Toyota Corolla is in same segment as VW Golf and Honda Civic, therefore it will directly compete with acclaimed performance hatch backs like Golf GTI, Golf R and Honda Civic Type R. Sticking with 3 cylinder engine might mean that Civic Type R will be slightly out of reach in terms of ultimate performance in dry conditions.
On the other hand, it will be great news for existing GR Yaris owners, as they will be able to apply some of these OEM improvements to their cars - including full 304 PS engine upgrade.

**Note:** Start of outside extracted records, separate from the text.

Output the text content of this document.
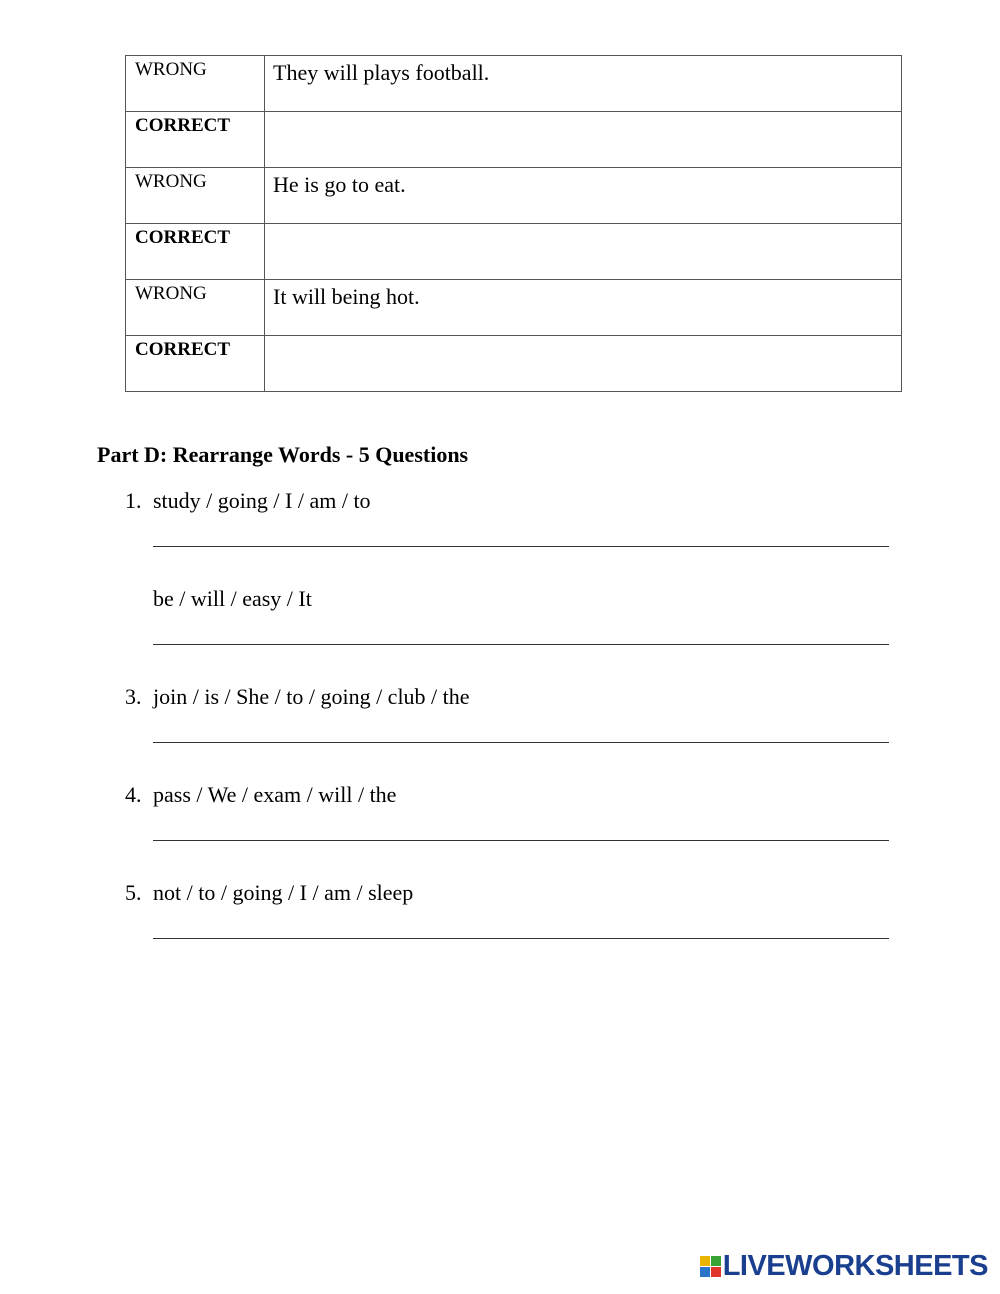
WRONG	They will plays football.
CORRECT	
WRONG	He is go to eat.
CORRECT	
WRONG	It will being hot.
CORRECT	
Part D: Rearrange Words - 5 Questions
1. study / going / I / am / to
be / will / easy / It
3. join / is / She / to / going / club / the
4. pass / We / exam / will / the
5. not / to / going / I / am / sleep
LIVEWORKSHEETS
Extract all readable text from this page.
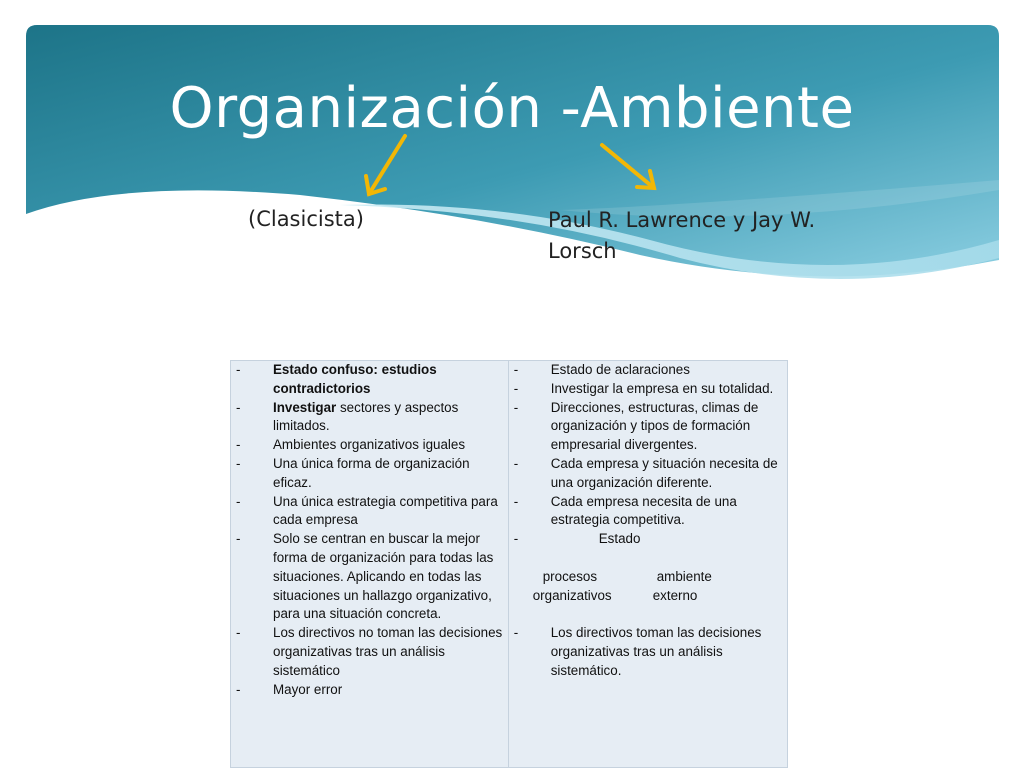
Organización -Ambiente
(Clasicista)	Paul R. Lawrence y Jay W. Lorsch
- Estado confuso: estudios contradictorios
- Investigar sectores y aspectos limitados.
- Ambientes organizativos iguales
- Una única forma de organización eficaz.
- Una única estrategia competitiva para cada empresa
- Solo se centran en buscar la mejor forma de organización para todas las situaciones. Aplicando en todas las situaciones un hallazgo organizativo, para una situación concreta.
- Los directivos no toman las decisiones organizativas tras un análisis sistemático
- Mayor error

- Estado de aclaraciones
- Investigar la empresa en su totalidad.
- Direcciones, estructuras, climas de organización y tipos de formación empresarial divergentes.
- Cada empresa y situación necesita de una organización diferente.
- Cada empresa necesita de una estrategia competitiva.
- Estado
procesos	ambiente
organizativos	externo
- Los directivos toman las decisiones organizativas tras un análisis sistemático.
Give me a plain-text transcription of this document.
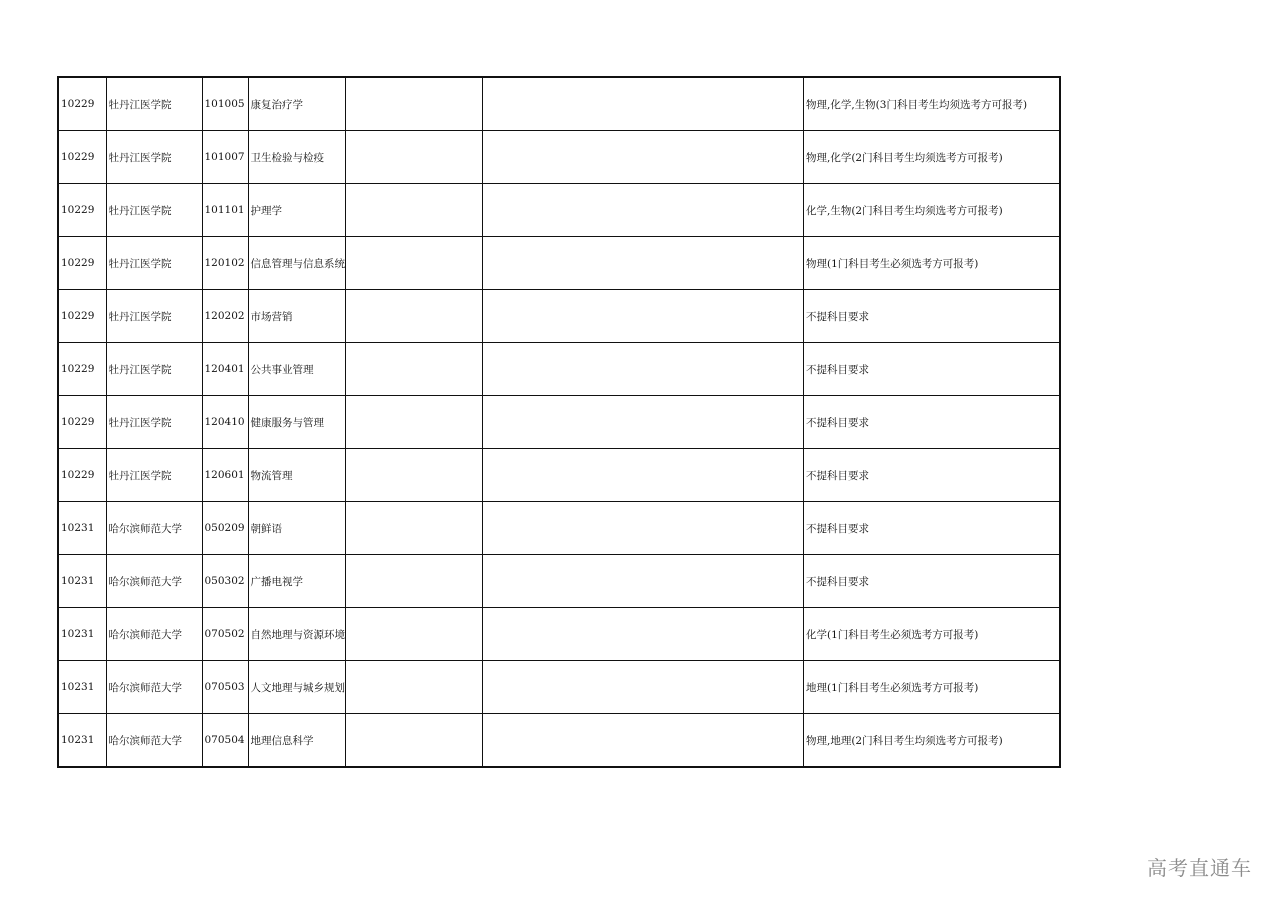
10229	牡丹江医学院	101005	康复治疗学			物理,化学,生物(3门科目考生均须选考方可报考)
10229	牡丹江医学院	101007	卫生检验与检疫			物理,化学(2门科目考生均须选考方可报考)
10229	牡丹江医学院	101101	护理学			化学,生物(2门科目考生均须选考方可报考)
10229	牡丹江医学院	120102	信息管理与信息系统			物理(1门科目考生必须选考方可报考)
10229	牡丹江医学院	120202	市场营销			不提科目要求
10229	牡丹江医学院	120401	公共事业管理			不提科目要求
10229	牡丹江医学院	120410	健康服务与管理			不提科目要求
10229	牡丹江医学院	120601	物流管理			不提科目要求
10231	哈尔滨师范大学	050209	朝鲜语			不提科目要求
10231	哈尔滨师范大学	050302	广播电视学			不提科目要求
10231	哈尔滨师范大学	070502	自然地理与资源环境			化学(1门科目考生必须选考方可报考)
10231	哈尔滨师范大学	070503	人文地理与城乡规划			地理(1门科目考生必须选考方可报考)
10231	哈尔滨师范大学	070504	地理信息科学			物理,地理(2门科目考生均须选考方可报考)
高考直通车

This also validates the strength and longevity of Toyota's 1.6 liter 3 cylinder engine - something that was debated as soon as the GR Yaris was released.
The issue of reliability has been discussed because of the very high output for an engine of this size. However, there are already several tuning houses in Japan which offer ~300 horsepower upgrade kit and, as far as I know, none have reported high failure rates.
Small 3 cylinder engine with big power and torque is what makes GR Yaris so magical and unique. In a larger and heavier Corolla this magic may not be as "magical". The question of reliability and hitting performance limits will return. Heavier car puts more stress on engine and increased stock power output in Corolla trim will further reduce whatever aftermarket gains there might still be in this 3 cylinder engine.
Putting outright performance and aftermarket potential aside, there is no denying that GR Corolla will be much more practical car. Which one to choose will depend on price and intended use.